The past 15 to 20 years is not normal. We are probably shifting to a new regime of high interest rate (or at least no more zero interest rate). Further, the rate of change in rates is unprecendeted – it is affecting every asset class, probably property will be the most lagging.
I have to confess I am old school and conservative due to my upbringing, and I have my missed opportunities. But I sleep well at night with a diversified portfolio with no leverage – and now with more income to boot.
Your formula 3-3-5 rule is more applicable than ever under current regime. Cash gives optionality – there is always a time to redeploy.
Property Soul says
Thank you for your comments. They speak the truth of what’s happening with the homebuyers these days.
Being loan-free is the first step towards financial freedom.

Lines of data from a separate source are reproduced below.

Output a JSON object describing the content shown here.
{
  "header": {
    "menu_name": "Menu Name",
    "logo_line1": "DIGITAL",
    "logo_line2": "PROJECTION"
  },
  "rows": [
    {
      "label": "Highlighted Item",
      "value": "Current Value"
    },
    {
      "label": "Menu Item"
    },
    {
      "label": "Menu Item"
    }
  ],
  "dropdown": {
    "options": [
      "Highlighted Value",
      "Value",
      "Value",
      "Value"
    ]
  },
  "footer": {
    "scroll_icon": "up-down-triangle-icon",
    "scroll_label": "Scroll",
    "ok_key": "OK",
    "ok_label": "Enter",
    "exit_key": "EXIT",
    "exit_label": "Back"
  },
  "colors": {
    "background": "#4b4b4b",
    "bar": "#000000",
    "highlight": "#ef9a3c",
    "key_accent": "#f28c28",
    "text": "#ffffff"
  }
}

Only when one pays off the bank can one really start building wealth.
When times are good, people say my 3-3-5 rules are not practical. When times are bad, they say the rules are good guidelines for homebuyers. I use the rules only when buying properties for investment. Home is a consumption and I would be even more conservative. We bought our current home 15 years ago. Before we made the decision, we made sure that both of us could pay off the full mortgage amount with either one’s spare cash from Day 1. If can’t afford, don’t buy. In life, anything could happen. Better be safe than sorry.